NT: You are such a close observer of factual detail, and as a field guide, this book delivers researched information and knowledge about the natural world as well as how to survive and even prevent an accident as violent and terrifying as the one experienced by your parents. This is, in fact, an informative survival guide, too! There is also an ostentatious sense of freedom to intertwine forms, to highlight how they interact physically with one another in the natural world. At one point, a poem asks of the wasps at the windowsill, "what held any of them / together, and what did they do with their suffering?" You highlight a figurative or spiritual intermingling between us and the animal kingdoms, and there is an immense attention on bodies and parts of bodies. What is the story of your relationship with nature? Who or what inspired you to become such a close and empathetic observer?


AA: My mother always had the green thumb in the family, but I never really understood why she was so attentive to her plants. The rows of plants on the windowsill often felt more like obstacles that hid the view of our front yard. I suppose her dedication instilled in me the value of the natural world. Still, I feel like my empathy and sensitivity is something that has developed more in recent years. Since my parents’ accident a few years ago, I’ve been spending more time helping them on their farm during the summers, managing some of the day-to-day operations, learning more about the care and maintenance of the crops, and generally becoming more familiar with the region. This time I spent there has become an education, a period of researching, learning, and reconsidering my relationship with the natural world.

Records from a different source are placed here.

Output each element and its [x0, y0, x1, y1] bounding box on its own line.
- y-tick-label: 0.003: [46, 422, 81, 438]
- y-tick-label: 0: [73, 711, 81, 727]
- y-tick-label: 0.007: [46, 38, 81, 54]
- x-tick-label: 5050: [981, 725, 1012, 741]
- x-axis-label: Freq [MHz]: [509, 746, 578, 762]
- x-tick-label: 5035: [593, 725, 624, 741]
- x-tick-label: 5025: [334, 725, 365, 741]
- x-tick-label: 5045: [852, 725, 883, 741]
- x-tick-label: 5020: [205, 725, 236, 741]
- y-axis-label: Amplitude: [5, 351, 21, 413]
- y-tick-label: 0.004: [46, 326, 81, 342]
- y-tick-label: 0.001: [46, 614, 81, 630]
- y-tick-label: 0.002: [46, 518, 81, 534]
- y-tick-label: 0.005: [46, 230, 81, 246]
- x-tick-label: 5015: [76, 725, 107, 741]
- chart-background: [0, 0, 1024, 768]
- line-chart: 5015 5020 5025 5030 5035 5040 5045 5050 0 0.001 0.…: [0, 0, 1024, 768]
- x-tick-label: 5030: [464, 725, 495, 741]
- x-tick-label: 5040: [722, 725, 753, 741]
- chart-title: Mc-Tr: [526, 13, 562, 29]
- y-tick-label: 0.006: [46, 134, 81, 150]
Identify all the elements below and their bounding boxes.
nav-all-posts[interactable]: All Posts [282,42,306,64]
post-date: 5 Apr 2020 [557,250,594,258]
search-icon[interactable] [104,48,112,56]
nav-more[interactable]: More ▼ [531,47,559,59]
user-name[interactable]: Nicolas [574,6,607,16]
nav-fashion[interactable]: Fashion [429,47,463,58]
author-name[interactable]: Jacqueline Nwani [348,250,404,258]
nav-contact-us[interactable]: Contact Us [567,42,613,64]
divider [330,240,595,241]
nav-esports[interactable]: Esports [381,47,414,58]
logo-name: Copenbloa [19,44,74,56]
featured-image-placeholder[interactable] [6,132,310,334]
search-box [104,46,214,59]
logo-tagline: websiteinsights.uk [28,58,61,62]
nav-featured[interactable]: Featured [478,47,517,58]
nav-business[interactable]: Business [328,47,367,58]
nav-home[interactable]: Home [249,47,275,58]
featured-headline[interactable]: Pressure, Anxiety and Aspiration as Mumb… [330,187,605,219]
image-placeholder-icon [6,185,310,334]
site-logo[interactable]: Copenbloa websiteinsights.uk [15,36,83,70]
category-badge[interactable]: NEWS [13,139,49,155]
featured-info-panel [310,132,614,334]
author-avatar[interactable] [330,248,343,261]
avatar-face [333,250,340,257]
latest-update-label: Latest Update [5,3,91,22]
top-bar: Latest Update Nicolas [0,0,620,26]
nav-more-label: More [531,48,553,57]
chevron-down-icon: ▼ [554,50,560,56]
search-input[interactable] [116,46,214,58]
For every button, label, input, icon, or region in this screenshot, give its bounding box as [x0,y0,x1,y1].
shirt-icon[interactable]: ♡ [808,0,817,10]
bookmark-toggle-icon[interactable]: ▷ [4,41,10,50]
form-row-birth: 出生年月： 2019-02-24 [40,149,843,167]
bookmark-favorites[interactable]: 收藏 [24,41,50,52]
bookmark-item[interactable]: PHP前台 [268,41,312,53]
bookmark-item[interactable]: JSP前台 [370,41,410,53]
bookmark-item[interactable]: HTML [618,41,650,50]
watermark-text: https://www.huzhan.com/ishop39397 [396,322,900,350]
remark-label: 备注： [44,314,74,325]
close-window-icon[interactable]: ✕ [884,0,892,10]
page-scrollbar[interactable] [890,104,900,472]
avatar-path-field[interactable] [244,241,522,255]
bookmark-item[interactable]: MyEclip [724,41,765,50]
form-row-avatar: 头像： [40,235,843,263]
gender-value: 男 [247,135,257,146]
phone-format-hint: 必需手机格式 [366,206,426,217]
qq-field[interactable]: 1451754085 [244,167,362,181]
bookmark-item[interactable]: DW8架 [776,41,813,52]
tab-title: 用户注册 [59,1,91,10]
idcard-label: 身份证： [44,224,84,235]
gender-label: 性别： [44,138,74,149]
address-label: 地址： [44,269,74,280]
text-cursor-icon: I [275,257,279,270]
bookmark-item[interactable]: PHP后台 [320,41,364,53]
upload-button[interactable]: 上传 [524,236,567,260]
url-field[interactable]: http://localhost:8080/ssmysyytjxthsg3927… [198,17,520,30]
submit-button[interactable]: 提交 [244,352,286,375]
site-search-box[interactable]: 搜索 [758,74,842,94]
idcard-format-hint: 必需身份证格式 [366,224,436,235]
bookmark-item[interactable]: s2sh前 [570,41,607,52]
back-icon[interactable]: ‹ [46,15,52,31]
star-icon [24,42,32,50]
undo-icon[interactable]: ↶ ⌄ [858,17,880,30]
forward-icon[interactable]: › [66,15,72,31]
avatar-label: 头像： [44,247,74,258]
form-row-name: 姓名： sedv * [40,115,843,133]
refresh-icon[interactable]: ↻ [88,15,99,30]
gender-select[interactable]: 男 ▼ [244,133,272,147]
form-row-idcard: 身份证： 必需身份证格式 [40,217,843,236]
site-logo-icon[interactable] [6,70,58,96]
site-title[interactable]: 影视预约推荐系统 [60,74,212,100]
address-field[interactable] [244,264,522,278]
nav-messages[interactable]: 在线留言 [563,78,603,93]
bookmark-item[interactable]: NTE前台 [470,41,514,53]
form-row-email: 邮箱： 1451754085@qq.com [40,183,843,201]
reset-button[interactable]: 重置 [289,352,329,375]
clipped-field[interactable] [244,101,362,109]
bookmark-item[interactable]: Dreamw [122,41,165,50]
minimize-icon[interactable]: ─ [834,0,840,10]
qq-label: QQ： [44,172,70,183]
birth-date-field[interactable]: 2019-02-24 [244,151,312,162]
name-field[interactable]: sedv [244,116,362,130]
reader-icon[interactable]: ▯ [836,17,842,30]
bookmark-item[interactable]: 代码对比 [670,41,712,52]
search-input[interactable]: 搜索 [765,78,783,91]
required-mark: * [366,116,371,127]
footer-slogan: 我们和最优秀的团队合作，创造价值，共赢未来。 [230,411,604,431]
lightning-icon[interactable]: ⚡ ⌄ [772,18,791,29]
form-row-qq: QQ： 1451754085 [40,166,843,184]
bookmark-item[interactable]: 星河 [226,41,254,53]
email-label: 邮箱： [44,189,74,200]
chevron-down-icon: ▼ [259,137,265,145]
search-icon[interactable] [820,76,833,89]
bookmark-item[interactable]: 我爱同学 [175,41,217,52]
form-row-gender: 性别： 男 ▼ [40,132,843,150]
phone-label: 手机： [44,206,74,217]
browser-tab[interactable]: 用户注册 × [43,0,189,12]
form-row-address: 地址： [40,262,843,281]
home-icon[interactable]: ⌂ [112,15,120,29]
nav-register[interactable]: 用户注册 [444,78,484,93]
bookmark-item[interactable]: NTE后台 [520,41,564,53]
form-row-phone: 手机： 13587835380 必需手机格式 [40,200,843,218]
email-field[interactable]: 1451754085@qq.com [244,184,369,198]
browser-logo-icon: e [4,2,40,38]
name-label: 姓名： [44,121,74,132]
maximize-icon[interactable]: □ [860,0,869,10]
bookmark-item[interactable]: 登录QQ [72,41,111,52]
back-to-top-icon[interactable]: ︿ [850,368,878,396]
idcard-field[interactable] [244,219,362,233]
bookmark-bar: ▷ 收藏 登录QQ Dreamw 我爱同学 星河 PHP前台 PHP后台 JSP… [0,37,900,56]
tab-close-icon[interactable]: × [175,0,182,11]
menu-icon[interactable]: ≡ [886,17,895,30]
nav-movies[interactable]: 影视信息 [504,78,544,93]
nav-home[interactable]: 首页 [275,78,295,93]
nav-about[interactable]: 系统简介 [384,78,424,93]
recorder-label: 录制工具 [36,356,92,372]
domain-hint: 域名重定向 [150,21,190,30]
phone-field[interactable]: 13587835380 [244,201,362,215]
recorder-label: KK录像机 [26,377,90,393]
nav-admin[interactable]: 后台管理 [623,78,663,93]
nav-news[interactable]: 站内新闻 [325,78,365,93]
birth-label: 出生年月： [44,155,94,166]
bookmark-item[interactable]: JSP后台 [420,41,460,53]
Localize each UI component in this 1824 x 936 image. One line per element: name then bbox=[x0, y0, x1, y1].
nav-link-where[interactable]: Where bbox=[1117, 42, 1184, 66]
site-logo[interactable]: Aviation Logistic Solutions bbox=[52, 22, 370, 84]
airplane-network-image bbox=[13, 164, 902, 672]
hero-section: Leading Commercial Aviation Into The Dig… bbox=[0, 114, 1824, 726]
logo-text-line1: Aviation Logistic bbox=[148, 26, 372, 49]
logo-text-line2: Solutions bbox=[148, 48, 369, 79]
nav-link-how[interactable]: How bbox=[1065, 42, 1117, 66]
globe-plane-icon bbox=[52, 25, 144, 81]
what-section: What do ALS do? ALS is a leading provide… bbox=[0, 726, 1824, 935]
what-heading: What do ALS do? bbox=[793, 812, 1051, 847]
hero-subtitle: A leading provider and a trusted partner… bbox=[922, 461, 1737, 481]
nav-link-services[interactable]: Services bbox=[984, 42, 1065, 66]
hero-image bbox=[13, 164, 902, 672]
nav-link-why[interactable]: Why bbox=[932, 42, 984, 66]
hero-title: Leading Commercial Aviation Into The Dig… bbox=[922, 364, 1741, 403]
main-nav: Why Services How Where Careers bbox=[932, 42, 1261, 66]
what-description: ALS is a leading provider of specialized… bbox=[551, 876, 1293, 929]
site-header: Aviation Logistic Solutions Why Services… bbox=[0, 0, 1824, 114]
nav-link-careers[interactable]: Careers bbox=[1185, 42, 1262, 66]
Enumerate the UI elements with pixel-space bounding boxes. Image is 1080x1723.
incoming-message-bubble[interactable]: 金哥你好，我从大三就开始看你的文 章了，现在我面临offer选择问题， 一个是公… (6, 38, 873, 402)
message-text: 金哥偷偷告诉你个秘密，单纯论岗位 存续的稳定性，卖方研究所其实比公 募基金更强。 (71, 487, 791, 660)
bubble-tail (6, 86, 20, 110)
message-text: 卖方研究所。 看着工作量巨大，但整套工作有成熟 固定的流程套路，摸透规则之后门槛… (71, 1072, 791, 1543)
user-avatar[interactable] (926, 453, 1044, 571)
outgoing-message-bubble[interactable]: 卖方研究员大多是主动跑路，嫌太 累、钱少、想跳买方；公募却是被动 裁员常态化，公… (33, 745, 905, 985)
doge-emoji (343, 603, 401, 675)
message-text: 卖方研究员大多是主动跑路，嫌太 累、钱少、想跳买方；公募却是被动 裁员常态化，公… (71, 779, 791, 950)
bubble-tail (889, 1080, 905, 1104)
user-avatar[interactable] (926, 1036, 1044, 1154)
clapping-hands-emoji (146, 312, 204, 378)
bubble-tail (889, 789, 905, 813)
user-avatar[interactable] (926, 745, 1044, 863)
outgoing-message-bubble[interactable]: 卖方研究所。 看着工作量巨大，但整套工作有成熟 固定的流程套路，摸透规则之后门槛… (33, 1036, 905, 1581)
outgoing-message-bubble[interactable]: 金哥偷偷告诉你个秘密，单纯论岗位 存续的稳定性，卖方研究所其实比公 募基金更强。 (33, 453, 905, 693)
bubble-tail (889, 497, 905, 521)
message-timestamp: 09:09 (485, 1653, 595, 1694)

Who knew I could experience this much excitement from the appearance of seedlings? I said something earlier about poetry creating this feeling of wonder, and working on the farm has done something similar, helped me discover something spiritual in the care and management of plants I once dismissed or took for granted.


NT: There is such a variety of forms in this book. You work the visual possibilities of the page, and the sections create little neighborhoods for these varied forms, putting like with like, but also offering fascinating variations that echo like a chorus with one another, streaming in and out of the poems at various points in the book. You write about the animals inside of us. You show that prayers come in so many forms: as food, as feast, and saying, “all prayer begins with hunger” early in the book. When we spoke the other day, you mentioned that the poems need to be free, and that they are like “little monsters” that need to have their way. How would you describe your poetics in terms of form play, sound play, and “monster play”—if you will allow that term?


AA: I love that term “monster play” and I want to steal it. I think of my poems as little monsters with their own sense of agency, their own desires and preferences. I want to respect and nurture them. They are going to live outside of me one day and I want them to thrive out in the world. Sometimes my poems and I have very different opinions of what they should be, and we argue with one another, we fight over a line or a phrase. In the end, the poem seems to know what is best. I want poems that can capture the strange, difficult, fluid ways in which we live, which is why I often play with different forms. How can a life be reduced to a single shape, to a single pattern of sounds? Our experiences are layered. At the heart of my writing is a sense of adventure and play. I find joy and wonder in the writing process when I experiment and play, when I allow the poems to surprise me with their revelations.